Тогда она подумала: вот оно. То, что гложет обоих, не позволяя их отношениям оставаться гармоничными и непринужденными. Оба так хороши, что ревность неизбежна. Глядя на сына, отец думает: «Он вырос и превзошел меня». Глядя на отца, сын думает: «Мне никогда не превзойти его, пусть я взрослею, а он стареет». Шах и мат.
Филипп Торанс сдержанно поздравил ее, приложился к ручке. Она что-то ответила невпопад. Исходящий от него магнетический флюид не давал ей вникнуть в смысл его слов, и она заранее смирилась с тем, что в этой семье ее будут считать идиоткой. Ну и пусть. Русская жена имеет право быть какой угодно. Минутку... он задал вопрос? Спросил ее о чем-то? Да, точно. Вопрос, да такой, что выразительное лицо Венсана окаменело в гримасе презрения.
– И как вам такой вариант мужчины?
Обращаясь к Лизе, он продолжал разглядывать Венсана. Взлохмаченные волосы, золотая цепочка в распахнутом вороте рубашки, закатанные рукава...
– Вариант? – медленно повторила Лиза. – Это вы о своем сыне – «вариант»? Знаете, сэр, вообще-то у меня был выбор, но конкретно этот вариант, – накрашенным ногтем она указала на побледневшего Венсана, – в настоящее время устраивает меня больше других.
Она умолкла и отвернулась, переводя дыхание.
– Браво, детка, – вполголоса промолвил Венсан.
Лиза почувствовала его руку на своем плече.
– Что ж, – кивнул его отец, – достойный ответ, мадам.
– А ты что хотел услышать? – поинтересовался Венсан.
– Ничего, – ответила ему Франсуаза. – Он хотел, чтобы она промолчала. Как молчала всю жизнь его жена.
– Франсуаза, – страдальчески поморщилась мать семейства.
– Извини, мама, – буркнула та. И тут же снова вспылила, правда, на этот раз ее гнев был адресован Кевину и Венсану: – Да прекратите оттирать меня плечами! Это мой отец, и я могу сказать ему все, что угодно!
– Вот за это спасибо, – слегка поклонился в ее сторону Филипп Торанс.
Лизу не оставляло ощущение, что все происходящее ему страшно нравится. Он появился, как Зевс Громовержец, и без особого труда посеял панику в рядах смутьянов. Так и должно быть. Трепещите, несчастные!

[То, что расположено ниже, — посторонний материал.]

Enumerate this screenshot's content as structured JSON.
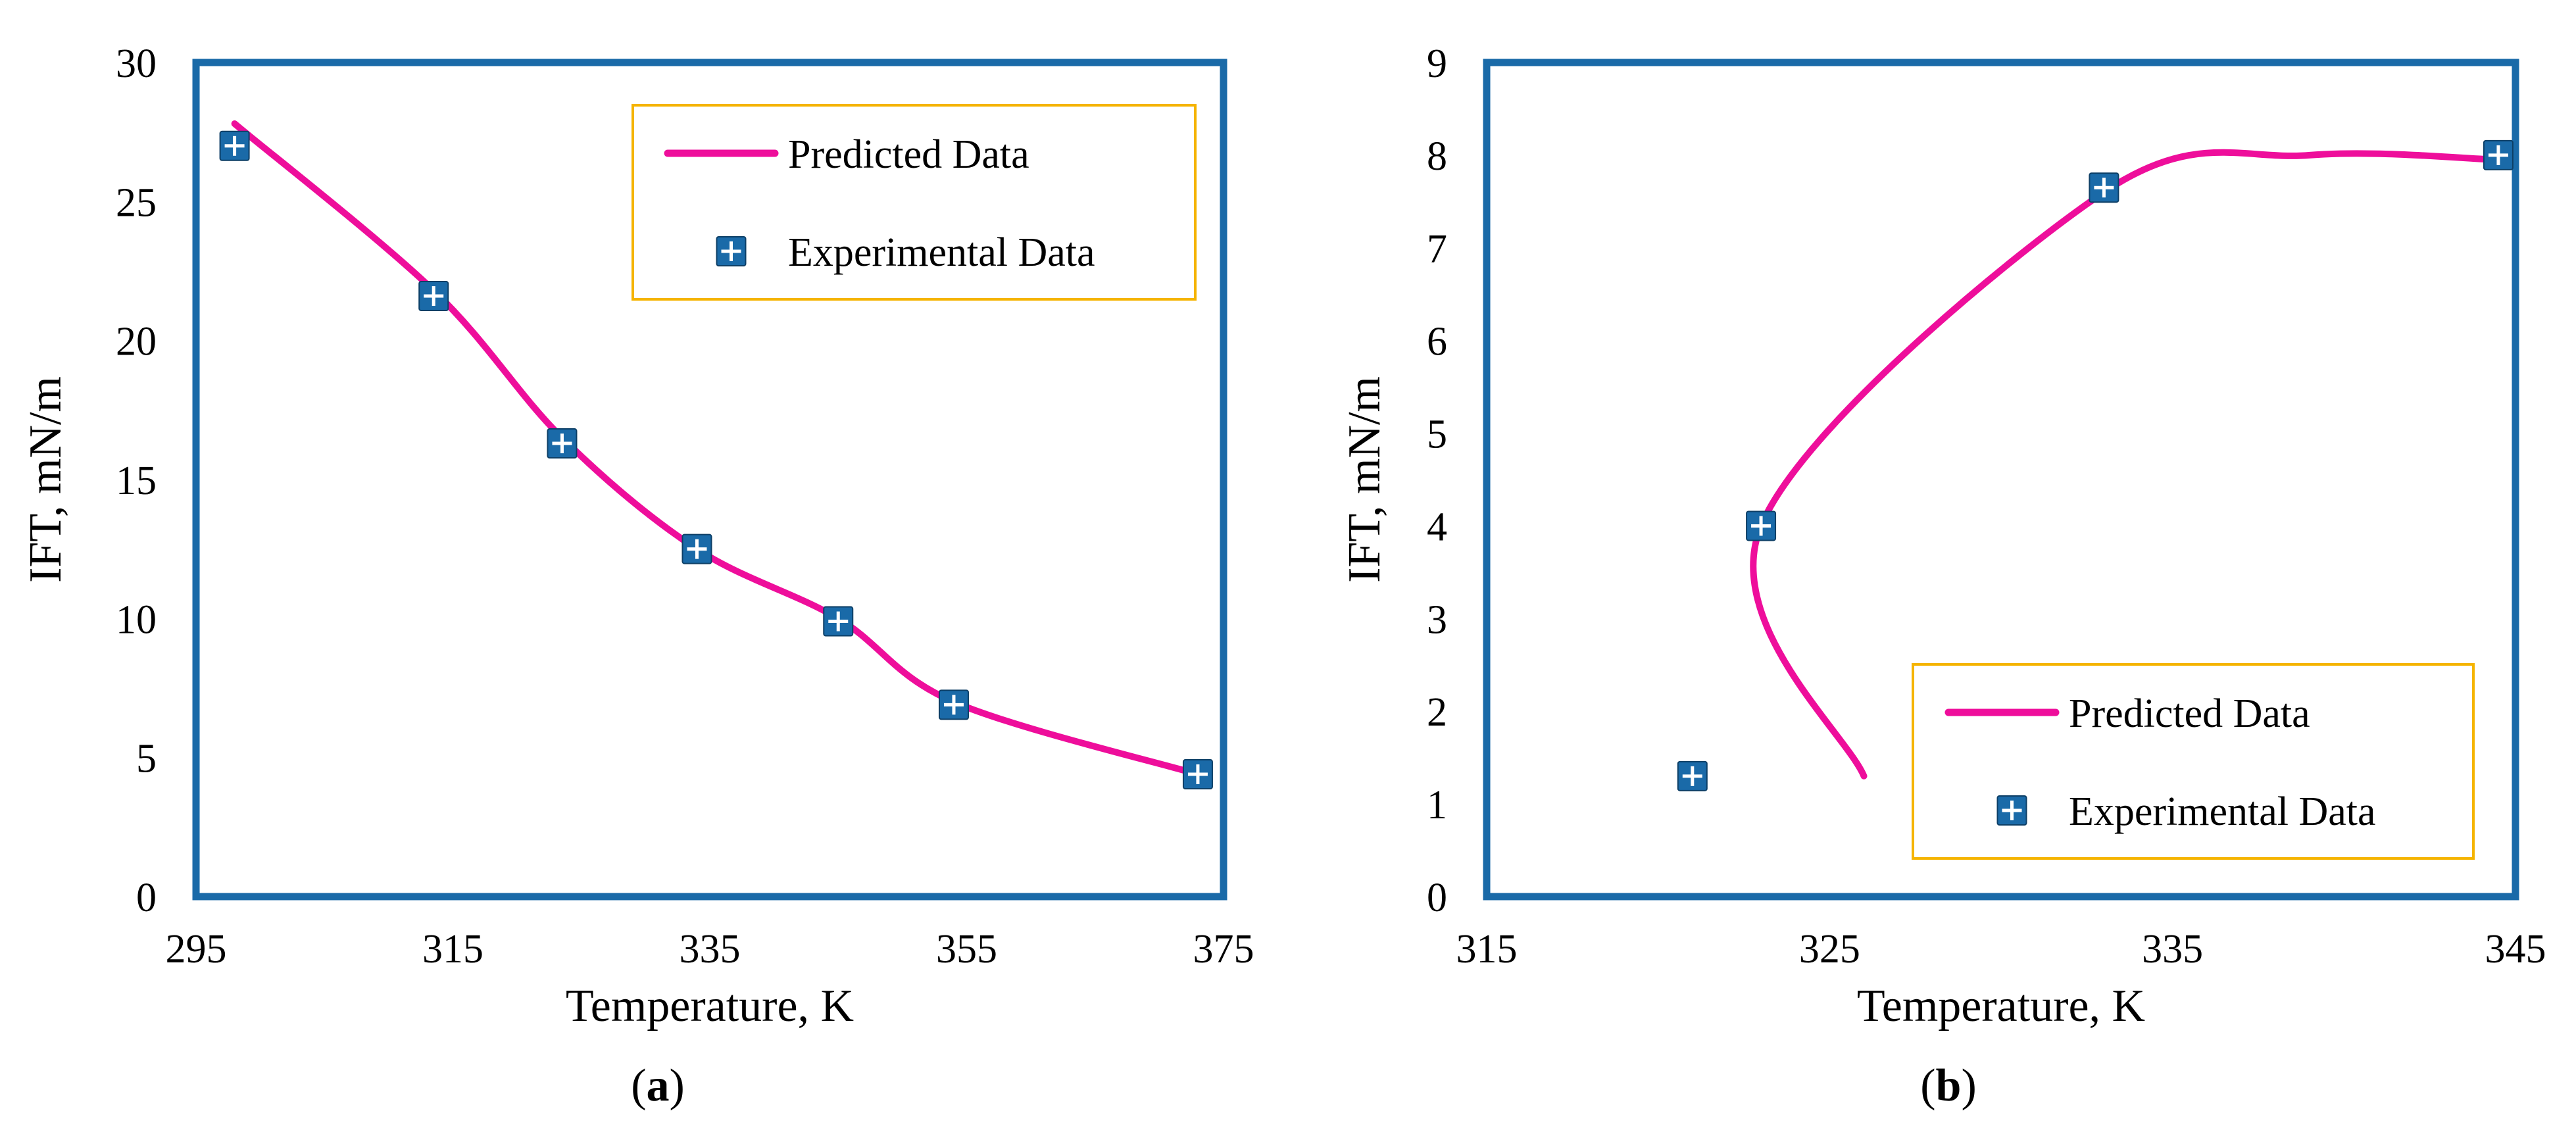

Во время одной из бесед, крайне неприятных для Венсана, Лиза спросила: «Твой низкий болевой порог не являлся препятствием для зачисления в GIGN?» – «В известной степени. Но мне удалось продемонстрировать кое-какие качества, компенсирующие этот врожденный изъян. К тому же я принадлежу к норадреналиновому типу – в конечном итоге это и решило все дело». – «Я заметила. В стрессовой ситуации ты не краснеешь, а бледнеешь». Венсан кивнул: «Преобладание норадреналина в крови определяет умственную и физическую устойчивость организма. Этому не научишься. Всему остальному – можно».
И вот перед ней сразу два таких человека. Оба бесстрастные, как ирокезы. Оба бледные от бушующего внутри пламени. Типичная норадреналиновая реакция. И как с этим быть? Господи, да их следует поместить на разные полюса Земли! Какой дурак мог всерьез надеяться на то, что они встретятся сегодня в этом зале, пожмут друг другу руки и забудут о своей горькой любви, любви-вражде?..
– Идешь? – спросил Морис, щелчком отправляя окурок в урну.
– Да, сейчас, – помедлив, отозвался Венсан. – Иди, я догоню.
Оставшись в одиночестве, он облегченно вздохнул и прислонился лбом к прохладному камню колонны. Кошмарное напряжение последних недель беспрестанно напоминало о себе целым рядом неприятных симптомов: бессонница, внезапная мышечная дрожь, блокада в области солнечного сплетения... Нерегулярные занятия йогой помогали, но не так, как хотелось бы. А теперь еще и это... Ведь он не уедет просто так, черт возьми. Он потребует морального удовлетворения.
Венсан закурил вторую сигарету, и тут на веранде появились Кевин и Франсуаза.
– Ты что здесь делаешь? – спросила Франсуаза, хотя это было очевидно.
– А ты? Где Лиз? Почему ты бросила ее?
– Это ты бросил ее, негодяй. С ней все в порядке. Она там, за столом, разговаривает с мамой и Клодетт. Признайся, где ты откопал такую обалденно красивую девчонку?
– Это длинная история. Она нормально себя чувствует?